If getting married is the starting point for being a team filled with love for life surely the day itself should be an opportunity to be open and vulnerable which means going with the flow if the food is slightly wrong, and feeling relaxed and forgiving if the speeches aren’t perfect, and dancing in the rain.
Hannah, I have so much to say on this subject, I think I might write a blog post on it! I giggled at the idea of you sobbing to the father of the bride’s speech at the wrong wedding – that would have been funny, like something from a film.

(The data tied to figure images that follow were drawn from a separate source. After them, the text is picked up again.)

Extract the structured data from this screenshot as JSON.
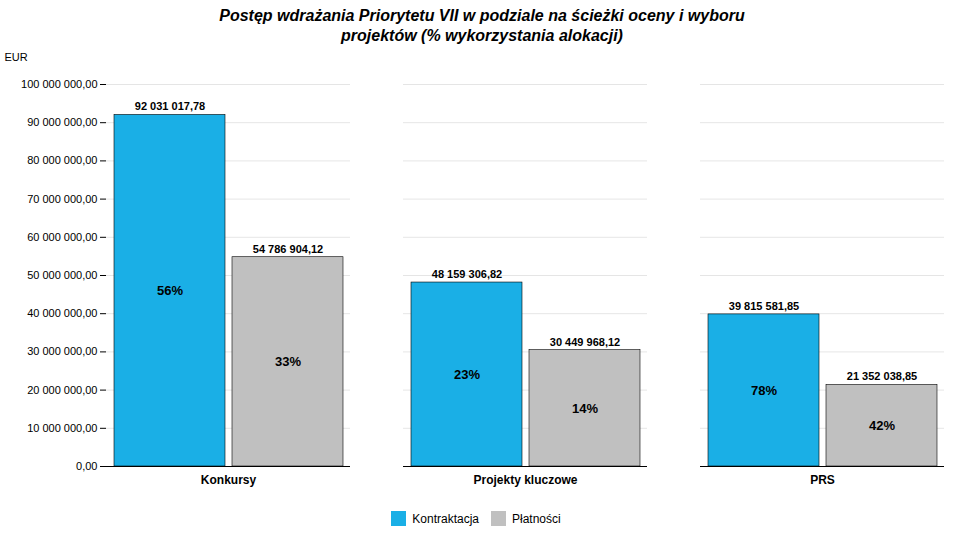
{
  "chart_data": {
    "type": "bar",
    "title": "Postęp wdrażania Priorytetu VII w podziale na ścieżki oceny i wyboru\nprojektów (% wykorzystania alokacji)",
    "categories": [
      "Konkursy",
      "Projekty kluczowe",
      "PRS"
    ],
    "series": [
      {
        "name": "Kontraktacja",
        "color": "#1AAFE6",
        "values": [
          92031017.78,
          48159306.82,
          39815581.85
        ],
        "value_labels": [
          "92 031 017,78",
          "48 159 306,82",
          "39 815 581,85"
        ],
        "share_labels": [
          "56%",
          "23%",
          "78%"
        ]
      },
      {
        "name": "Płatności",
        "color": "#C0C0C0",
        "values": [
          54786904.12,
          30449968.12,
          21352038.85
        ],
        "value_labels": [
          "54 786 904,12",
          "30 449 968,12",
          "21 352 038,85"
        ],
        "share_labels": [
          "33%",
          "14%",
          "42%"
        ]
      }
    ],
    "ylabel": "EUR",
    "ylim": [
      0,
      100000000
    ],
    "yticks": [
      {
        "value": 0,
        "label": "0,00"
      },
      {
        "value": 10000000,
        "label": "10 000 000,00"
      },
      {
        "value": 20000000,
        "label": "20 000 000,00"
      },
      {
        "value": 30000000,
        "label": "30 000 000,00"
      },
      {
        "value": 40000000,
        "label": "40 000 000,00"
      },
      {
        "value": 50000000,
        "label": "50 000 000,00"
      },
      {
        "value": 60000000,
        "label": "60 000 000,00"
      },
      {
        "value": 70000000,
        "label": "70 000 000,00"
      },
      {
        "value": 80000000,
        "label": "80 000 000,00"
      },
      {
        "value": 90000000,
        "label": "90 000 000,00"
      },
      {
        "value": 100000000,
        "label": "100 000 000,00"
      }
    ],
    "grid": true,
    "legend": "bottom",
    "data_labels": true
  }
}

I am married, as you know – but I never EVER thought I’d be a wife to someone one day. What I wanted was to live with Nige, but honestly, I don’t think it ever really crossed my mind that we’d get married. I have to say though that the day he asked was such a beautiful experience – his plan, to take me on a long bike ride out to where he and his late father had cycled when he was a child, was scuppered by a foot of snow. Instead, we walked up to Darwen Tower, across the Lancashire Moors with a flask of tea and some sandwiches. I had NO IDEA. We just frolicked and met some lovely people and drank tea and wandered back hours later, frozen but happy.
We walked back through Bold Venture Park, which is one of my favourite parks ever. Saying goodbye to the walkers we had met, we found ourselves in a kiddies’ playground, and he looked at me, said that he loved me, took my face in his hands and asked me to marry him. It was possibly the most surreal moment of my life. I said yes and we ran around the park like children who’ve just met Santa Claus. Then I confessed that I hadn’t actually heard him clearly, because his hands had been over my ears!
Anyway, fast forward 15 months and we were married in Horsham registry office – a gorgeous building. It wasn’t a seamless day – they cut my walking-down-the-aisle song really abruptly, and my nose was running, and Nige said his vows facing the Officiator rather than me. But that, as you wrote, was what was so beautiful about it – that it WAS so imperfect.
Nearly three years into marriage, I am still deeply in love with my husband. I’m used to being an Atkinson now, and for me, marriage is not ‘a piece of paper’. It’s so much more than that. We are intertwined by law as our fingers are, and it has brought me closer to my walls and my fears around intimacy. I love being Nige’s wife and I love him being my husband. I’d do it all over again in a flash, even though the first few months after being married were really hard, actually.
I think the emphasis that goes onto the wedding day can be a beautiful thing to witness and be part of, but it’s important, so so important, to look beyond the Big Day to the Big Life that waits beyond it.